Wuyan berhenti. Napasnya memburu. Di permukaan batu itu, ia melihat pantulan samar — bukan dirinya yang sekarang, tapi seseorang dengan tatapan lebih dalam, lebih tajam, dan senyum yang nyaris manusiawi.
“Aku yang menulis kalimat terakhir,” katanya, lirih.
Bayangan itu duduk di sisi seberang meja, cahaya lilin menyoroti wajahnya yang persis sama, hanya matanya yang berkilau lebih gelap.
“Kenapa kau muncul lagi?” tanya Wuyan tanpa menatap.
“Karena kau memanggilku.”
“Aku tidak—”
“Kau berpikir tentang kesepian. Dan aku datang setiap kali kau merasa sendirian.”

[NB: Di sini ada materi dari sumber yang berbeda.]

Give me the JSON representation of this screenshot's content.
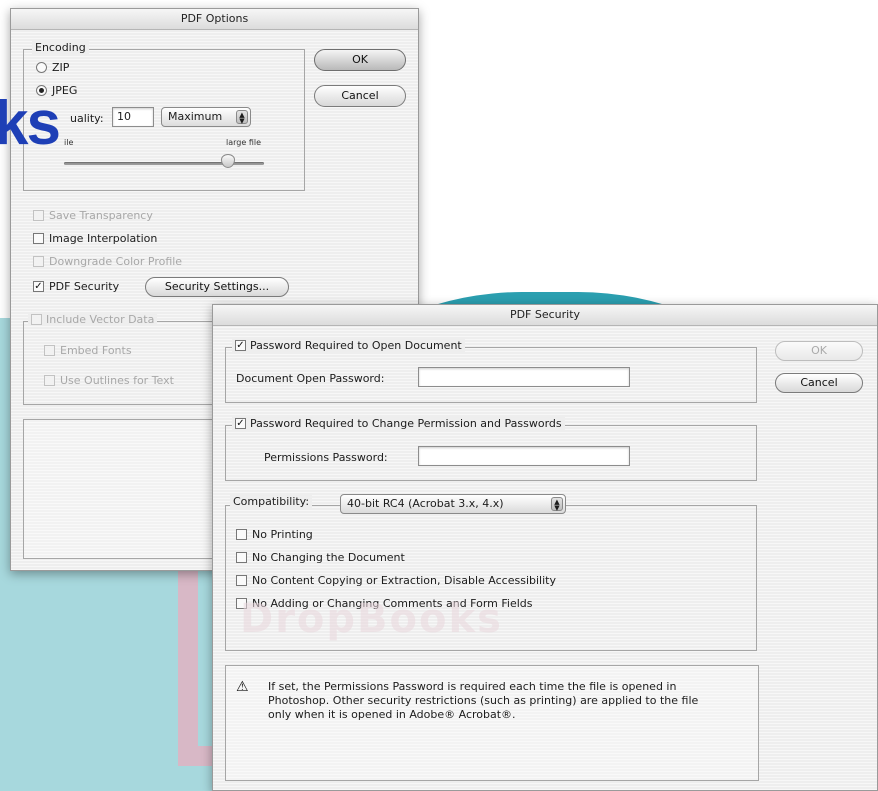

Wuyan menelan ludah. Suara itu tidak keras, tapi menggema di ruang kecil itu seperti doa terbalik.
“Pergilah,” katanya. “Aku tidak butuh teman seperti kau.”
Bayangan itu tersenyum samar. “Tapi aku satu-satunya yang masih di sini.”
Bayangan itu tetap duduk di hadapannya, tenang, seolah waktu di ruangan itu berhenti. Shen Wuyan menatapnya lama, mencoba membedakan mana dirinya dan mana pantulan. Namun semakin ia memandang, semakin kabur batas itu. Cahaya lilin memantul di mata bayangan itu, menciptakan ilusi seperti bara kecil yang hidup.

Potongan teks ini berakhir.